Former US National Security Adviser Zbigniew Brzezinski was also of the view that the Russians have consistently committed atrocities. An editorial in the Los Angeles Times said: “Russians also fight brutally because that is part of the Russian military ethos, a tradition of total war fought with every means and without moral restraints.”The cruelties perpetrated by some of the Tsars and Stalin on his own people during the collectivisation process, internal squabbles and even during World War II, are cited to show that the Russian leaders are intrinsically cruel, unlike Western leaders.   
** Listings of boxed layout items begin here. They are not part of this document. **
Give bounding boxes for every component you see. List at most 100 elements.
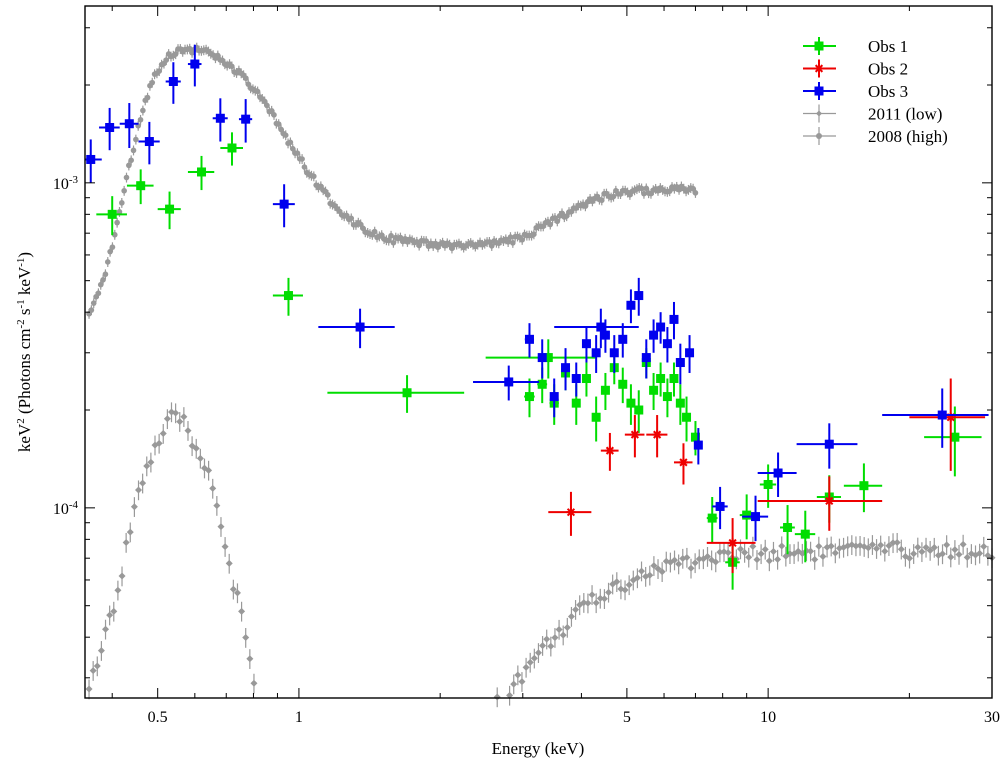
data-point — [712, 558, 720, 566]
data-point — [596, 322, 606, 332]
data-point — [774, 555, 782, 563]
data-point — [609, 348, 619, 358]
x-tick-label: 1 — [295, 709, 303, 726]
data-point — [873, 545, 881, 553]
data-point — [600, 330, 610, 340]
data-point — [824, 439, 834, 449]
data-point — [683, 553, 691, 561]
data-point — [514, 671, 522, 679]
legend-entry: Obs 3 — [803, 82, 908, 101]
data-point — [130, 147, 137, 154]
data-point — [114, 219, 120, 226]
legend: Obs 1 Obs 2 Obs 3 2011 (low) 2008 (high) — [803, 37, 948, 146]
data-point — [186, 45, 193, 52]
x-tick-label: 10 — [760, 709, 776, 726]
data-point — [163, 415, 171, 423]
data-point — [976, 549, 984, 557]
data-point — [724, 549, 732, 557]
legend-entry: 2011 (low) — [803, 104, 942, 124]
data-point — [692, 190, 699, 196]
series-high-2008 — [86, 42, 699, 319]
data-point — [104, 259, 111, 265]
data-point — [930, 543, 938, 551]
data-point — [147, 458, 155, 466]
data-point — [783, 523, 793, 533]
data-point — [618, 334, 628, 344]
legend-entry: 2008 (high) — [803, 127, 948, 146]
data-point — [229, 63, 235, 70]
data-point — [704, 553, 712, 561]
data-point — [897, 545, 905, 553]
data-point — [868, 541, 876, 549]
data-point — [584, 599, 592, 607]
data-point — [666, 188, 673, 194]
data-point — [126, 528, 134, 536]
data-point — [238, 607, 246, 615]
data-point — [510, 680, 518, 688]
series-obs-1 — [96, 132, 982, 590]
data-point — [690, 185, 696, 192]
data-point — [881, 547, 889, 555]
data-point — [264, 102, 270, 109]
data-point — [299, 156, 305, 162]
data-point — [675, 398, 685, 408]
data-point — [126, 162, 132, 169]
data-point — [519, 237, 525, 243]
data-point — [581, 339, 591, 349]
data-point — [811, 556, 819, 564]
data-point — [144, 137, 154, 147]
data-point — [610, 193, 617, 200]
y-tick-label: 10-3 — [53, 174, 79, 193]
data-point — [889, 539, 897, 547]
data-point — [385, 237, 392, 244]
data-point — [100, 276, 106, 283]
x-axis-label: Energy (keV) — [492, 739, 585, 758]
data-point — [242, 634, 250, 642]
data-point — [505, 239, 511, 245]
data-point — [423, 238, 429, 244]
data-point — [626, 398, 636, 408]
data-point — [563, 623, 571, 631]
data-point — [831, 549, 839, 557]
data-point — [652, 430, 662, 440]
data-point — [388, 232, 394, 239]
data-point — [88, 307, 95, 313]
data-point — [951, 546, 959, 554]
data-point — [355, 322, 365, 332]
data-point — [123, 174, 130, 181]
data-point — [539, 642, 547, 650]
data-point — [893, 539, 901, 547]
data-point — [119, 200, 125, 206]
data-point — [656, 374, 666, 384]
data-point — [268, 107, 275, 114]
data-point — [765, 557, 773, 565]
data-point — [634, 291, 644, 301]
legend-label: Obs 2 — [868, 60, 908, 79]
data-point — [571, 374, 581, 384]
data-point — [205, 466, 213, 474]
data-point — [215, 52, 221, 59]
legend-label: Obs 1 — [868, 37, 908, 56]
data-point — [144, 94, 151, 101]
data-point — [581, 374, 591, 384]
data-point — [707, 513, 717, 523]
data-point — [685, 348, 695, 358]
data-point — [618, 379, 628, 389]
data-point — [800, 529, 810, 539]
data-point — [690, 432, 700, 442]
series-obs-3 — [85, 44, 989, 542]
data-point — [778, 542, 786, 550]
data-point — [86, 154, 96, 164]
data-point — [97, 281, 104, 288]
data-point — [906, 554, 914, 562]
data-point — [213, 502, 221, 510]
legend-marker — [814, 64, 824, 73]
data-point — [504, 377, 514, 387]
data-point — [156, 68, 163, 74]
data-point — [598, 197, 605, 204]
data-point — [669, 374, 679, 384]
data-point — [549, 392, 559, 402]
data-point — [588, 591, 596, 599]
data-point — [621, 586, 629, 594]
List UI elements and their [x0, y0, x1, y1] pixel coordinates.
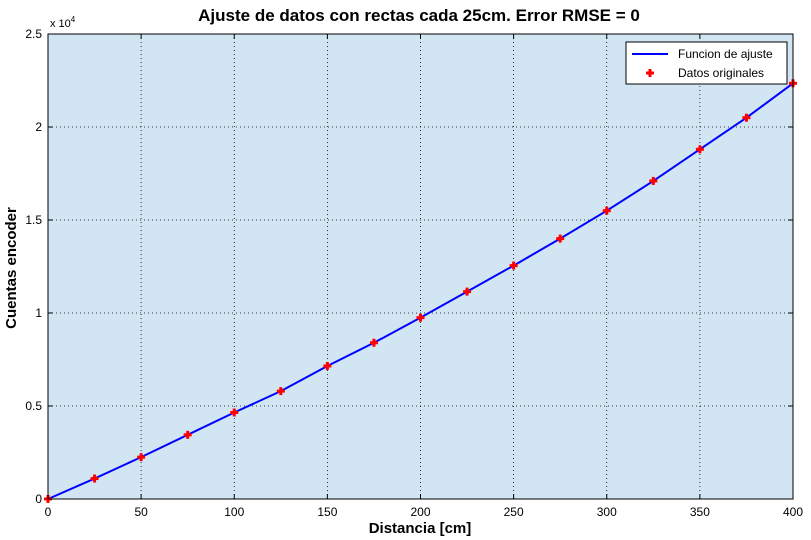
data-point	[90, 474, 99, 483]
legend: Funcion de ajuste Datos originales	[625, 41, 788, 85]
y-tick-label: 2.5	[25, 27, 42, 41]
x-tick-label: 350	[690, 505, 710, 519]
data-point	[649, 176, 658, 185]
data-point	[183, 430, 192, 439]
x-tick-label: 250	[504, 505, 524, 519]
data-point	[416, 313, 425, 322]
data-point	[137, 453, 146, 462]
data-point	[695, 145, 704, 154]
y-tick-label: 0.5	[25, 399, 42, 413]
x-tick-label: 100	[224, 505, 244, 519]
y-tick-label: 1.5	[25, 213, 42, 227]
data-point	[323, 362, 332, 371]
series-layer	[44, 79, 797, 503]
y-exponent: x 104	[50, 15, 76, 30]
data-point	[509, 261, 518, 270]
legend-entry-data: Datos originales	[678, 66, 764, 80]
x-tick-label: 200	[410, 505, 430, 519]
data-point	[602, 206, 611, 215]
data-point	[276, 387, 285, 396]
data-point	[230, 408, 239, 417]
y-tick-label: 1	[35, 306, 42, 320]
x-tick-label: 400	[783, 505, 803, 519]
legend-box	[625, 41, 788, 85]
y-axis-label: Cuentas encoder	[3, 207, 20, 329]
data-point	[369, 338, 378, 347]
plot-frame	[47, 33, 794, 500]
chart-title: Ajuste de datos con rectas cada 25cm. Er…	[198, 6, 640, 25]
legend-entry-fit: Funcion de ajuste	[678, 47, 773, 61]
x-tick-label: 0	[45, 505, 52, 519]
x-tick-label: 300	[597, 505, 617, 519]
tick-labels: 0 50 100 150 200 250 300 350 400 0 0.5 1 1.5 2 2.5	[25, 27, 803, 519]
data-point	[463, 287, 472, 296]
y-tick-label: 2	[35, 120, 42, 134]
legend-marker-swatch	[646, 69, 654, 77]
x-axis-label: Distancia [cm]	[369, 520, 472, 537]
x-tick-label: 50	[134, 505, 148, 519]
legend-marker-icon	[646, 69, 654, 77]
data-point	[742, 113, 751, 122]
data-point	[556, 234, 565, 243]
x-tick-label: 150	[317, 505, 337, 519]
y-tick-label: 0	[35, 492, 42, 506]
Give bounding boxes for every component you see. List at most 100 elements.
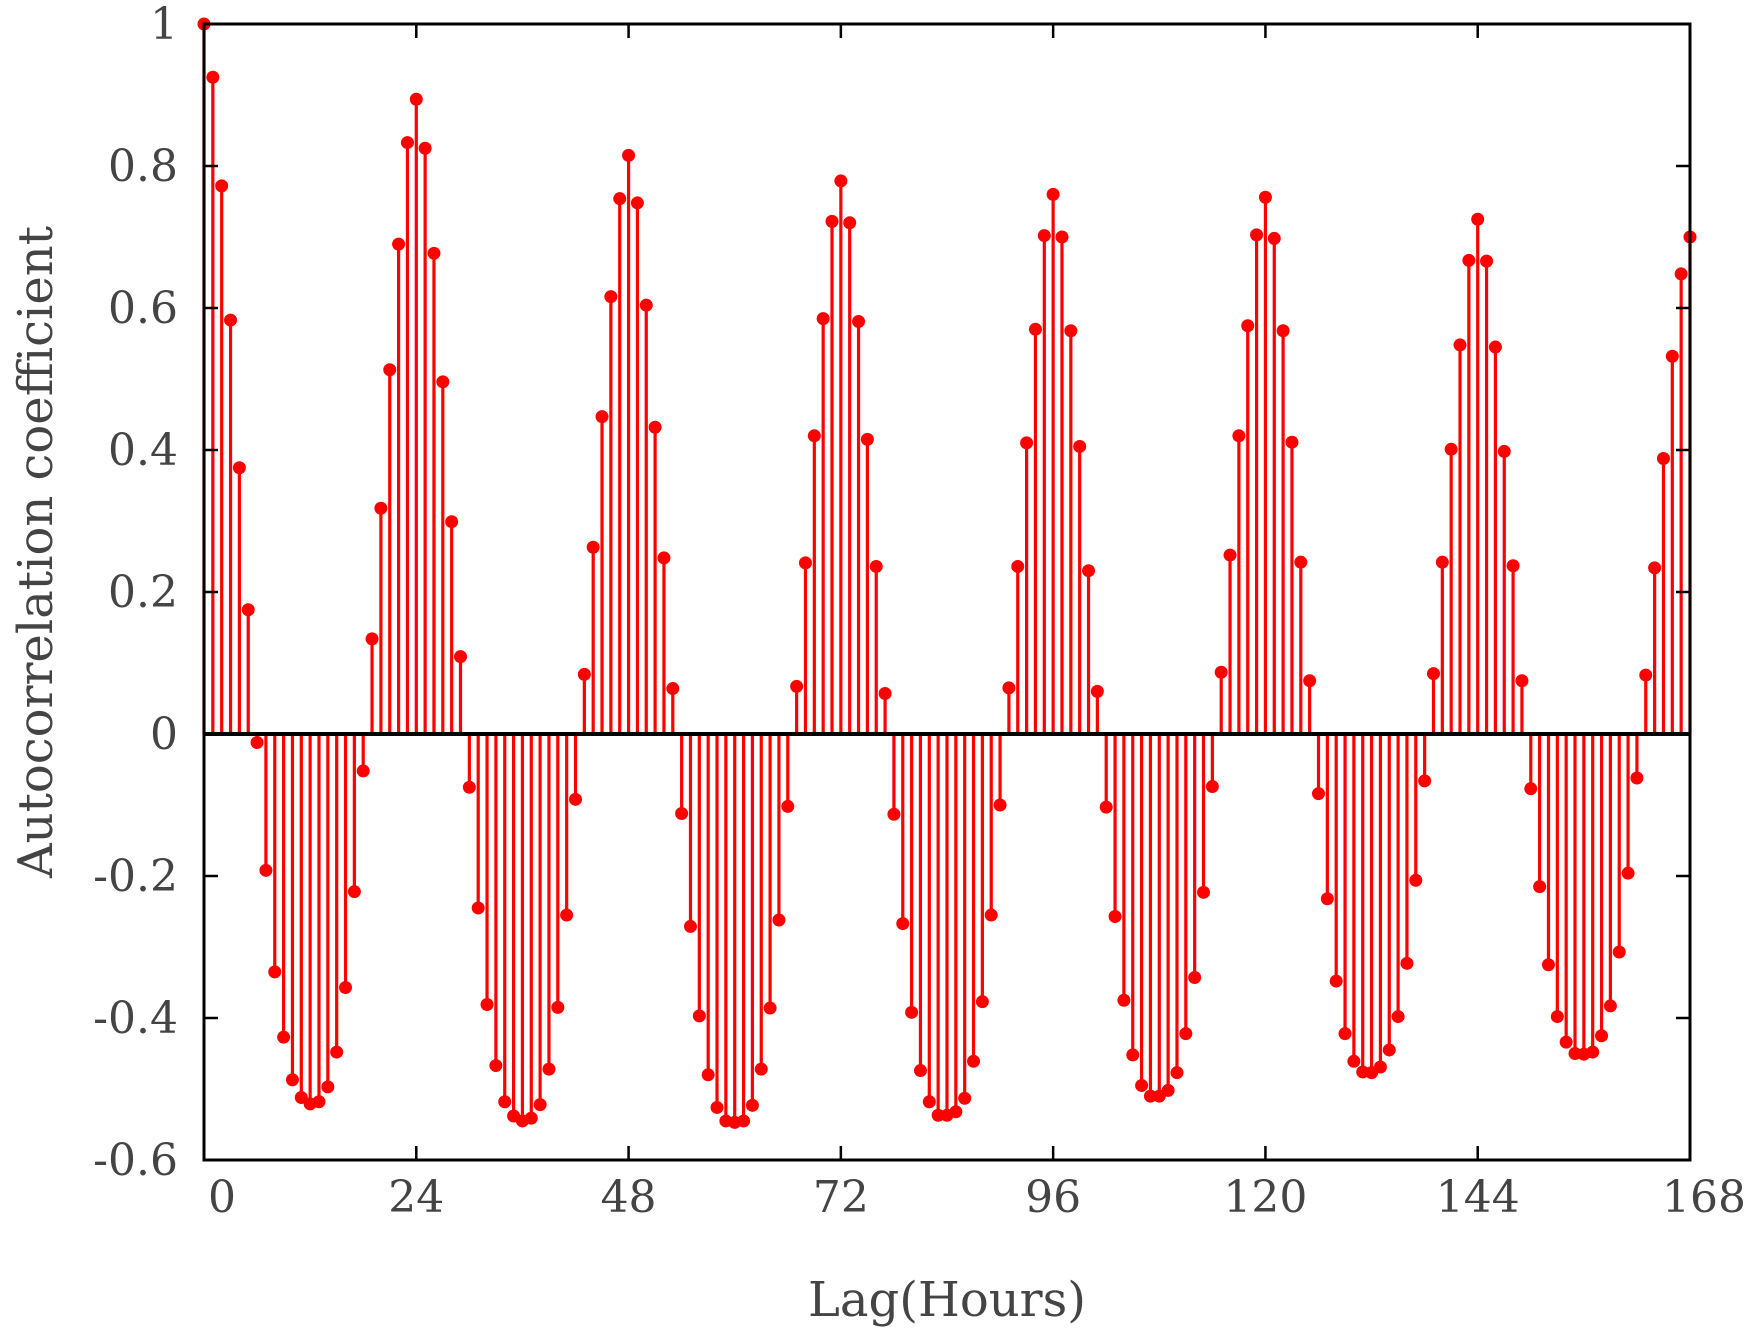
x-tick-label: 120 bbox=[1223, 1172, 1307, 1223]
stem-marker bbox=[569, 792, 582, 806]
stem-marker bbox=[560, 908, 574, 922]
stem-marker bbox=[241, 603, 255, 617]
stem-marker bbox=[374, 501, 388, 515]
stem-marker bbox=[843, 216, 857, 230]
stem-marker bbox=[1285, 435, 1299, 449]
x-tick-label: 0 bbox=[208, 1172, 236, 1223]
stem-marker bbox=[383, 363, 397, 377]
stem-marker bbox=[462, 780, 476, 794]
stem-marker bbox=[1665, 349, 1679, 363]
x-tick-label: 96 bbox=[1025, 1172, 1081, 1223]
y-tick-label: 0.6 bbox=[108, 283, 178, 334]
y-tick-label: 0.8 bbox=[108, 141, 178, 192]
stem-marker bbox=[1223, 548, 1237, 562]
stem-marker bbox=[1082, 564, 1096, 578]
stem-marker bbox=[1603, 999, 1617, 1013]
stem-marker bbox=[1276, 324, 1290, 338]
x-tick-label: 168 bbox=[1662, 1172, 1746, 1223]
stem-marker bbox=[1550, 1010, 1564, 1024]
stem-marker bbox=[330, 1045, 344, 1059]
stem-marker bbox=[745, 1098, 759, 1112]
stem-marker bbox=[763, 1001, 777, 1015]
stem-marker bbox=[604, 290, 618, 304]
stem-marker bbox=[834, 174, 848, 188]
stem-marker bbox=[1329, 974, 1343, 988]
stem-marker bbox=[701, 1068, 715, 1082]
stem-marker bbox=[1630, 771, 1644, 785]
stem-marker bbox=[1497, 444, 1511, 458]
stem-marker bbox=[277, 1030, 291, 1044]
x-tick-label: 48 bbox=[601, 1172, 657, 1223]
stem-marker bbox=[1400, 956, 1414, 970]
y-tick-label: -0.4 bbox=[93, 993, 178, 1044]
stem-marker bbox=[1064, 324, 1078, 338]
stem-marker bbox=[675, 807, 689, 821]
stem-marker bbox=[400, 136, 414, 150]
y-axis-ticks: -0.6 -0.4 -0.2 0 0.2 0.4 0.6 0.8 1 bbox=[93, 0, 1690, 1186]
x-tick-label: 144 bbox=[1436, 1172, 1520, 1223]
stem-marker bbox=[958, 1091, 972, 1105]
stem-marker bbox=[232, 461, 246, 475]
stem-marker bbox=[312, 1095, 326, 1109]
stem-marker bbox=[754, 1062, 768, 1076]
stem-marker bbox=[878, 687, 892, 701]
stem-marker bbox=[365, 632, 379, 646]
stem-marker bbox=[1170, 1066, 1184, 1080]
stem-marker bbox=[692, 1009, 706, 1023]
stem-marker bbox=[1418, 774, 1432, 788]
stem-marker bbox=[1232, 429, 1246, 443]
stem-marker bbox=[1541, 958, 1555, 972]
stem-marker bbox=[1250, 228, 1264, 242]
stem-marker bbox=[1524, 782, 1538, 796]
y-tick-label: 0.4 bbox=[108, 425, 178, 476]
stem-marker bbox=[1488, 340, 1502, 354]
stem-marker bbox=[418, 141, 432, 155]
stem-marker bbox=[781, 799, 795, 813]
stem-marker bbox=[1135, 1078, 1149, 1092]
stem-marker bbox=[1426, 667, 1440, 681]
stem-marker bbox=[1674, 267, 1688, 281]
stem-marker bbox=[1471, 212, 1485, 226]
stem-marker bbox=[445, 515, 459, 529]
stem-marker bbox=[1533, 880, 1547, 894]
stem-marker bbox=[1656, 452, 1670, 466]
stem-marker bbox=[1267, 231, 1281, 245]
stem-marker bbox=[1480, 254, 1494, 268]
stem-marker bbox=[816, 312, 830, 326]
stem-marker bbox=[922, 1095, 936, 1109]
stem-marker bbox=[1037, 229, 1051, 243]
x-tick-label: 24 bbox=[388, 1172, 444, 1223]
stem-marker bbox=[1258, 190, 1272, 204]
stem-marker bbox=[1320, 892, 1334, 906]
stem-marker bbox=[1197, 885, 1211, 899]
stem-marker bbox=[533, 1098, 547, 1112]
stem-marker bbox=[480, 998, 494, 1012]
stem-marker bbox=[1303, 674, 1317, 688]
stem-marker bbox=[1391, 1010, 1405, 1024]
stem-series bbox=[197, 17, 1697, 1129]
stem-marker bbox=[1373, 1060, 1387, 1074]
stem-marker bbox=[427, 246, 441, 260]
stem-marker bbox=[825, 214, 839, 228]
y-tick-label: -0.6 bbox=[93, 1135, 178, 1186]
stem-marker bbox=[1506, 559, 1520, 573]
stem-marker bbox=[321, 1080, 335, 1094]
stem-marker bbox=[666, 682, 680, 696]
y-tick-label: 1 bbox=[150, 0, 178, 50]
x-axis-ticks: 0 24 48 72 96 120 144 168 bbox=[202, 24, 1746, 1223]
stem-marker bbox=[586, 540, 600, 554]
stem-marker bbox=[913, 1064, 927, 1078]
stem-marker bbox=[356, 764, 370, 778]
stem-marker bbox=[1435, 555, 1449, 569]
stem-marker bbox=[1586, 1045, 1600, 1059]
stem-marker bbox=[1161, 1083, 1175, 1097]
stem-marker bbox=[630, 196, 644, 210]
stem-marker bbox=[1382, 1043, 1396, 1057]
stem-marker bbox=[339, 980, 353, 994]
stem-marker bbox=[683, 919, 697, 933]
stem-marker bbox=[887, 807, 901, 821]
stem-marker bbox=[1621, 866, 1635, 880]
stem-marker bbox=[1462, 253, 1476, 267]
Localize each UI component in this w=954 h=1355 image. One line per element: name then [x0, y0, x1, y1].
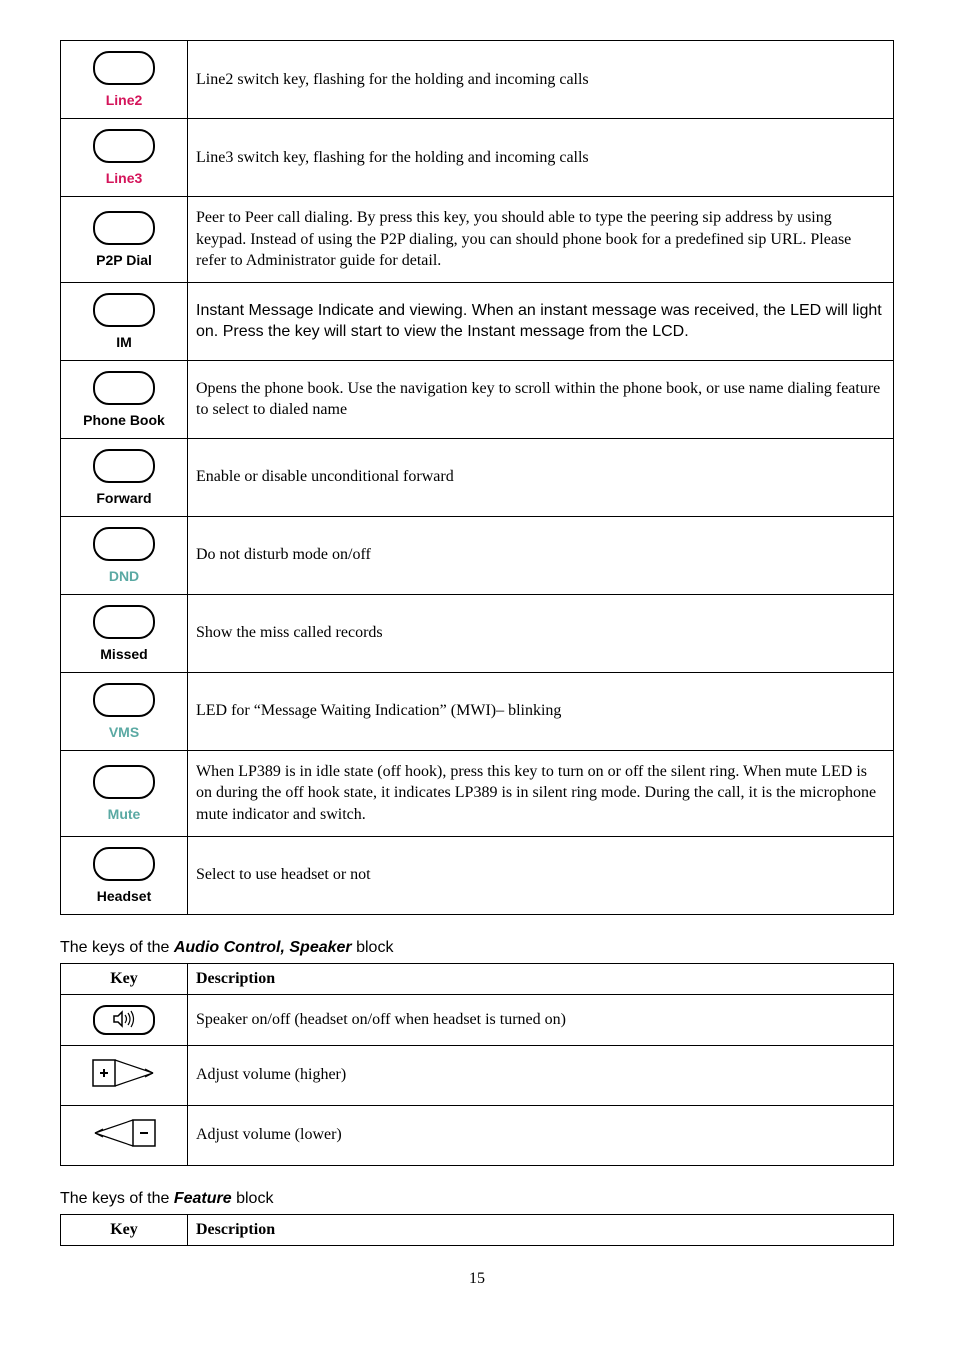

The fact that other countries and Western powers have also fought brutally and have committed atrocities abroad is conveniently ignored, Lieven points out. Russophobia is not an ideological phenomenon but is based on national hatred, Lieven argues.   


“In these architectures of hatred, selected or invented, historical facts about the enemy nation, its culture, and its racial nature are taken out of context and slotted into prearranged intellectual structures to arraign the unchanging wickedness of the other side. Meanwhile, any counterarguments, or memories of the crimes of one’s own are suppressed,” he submits.  


Lieven explains this by referring to the decline in the study of history in many Western countries. “There is ignorance of history on the part of international relations scholars, and the unwillingness of too many historians themselves to step beyond their own narrow fields,” he notes.   


In the absence of history education, memory is necessarily short and tends to be selective and biased. Russophobia is one of the by-products of an unbalanced educational system.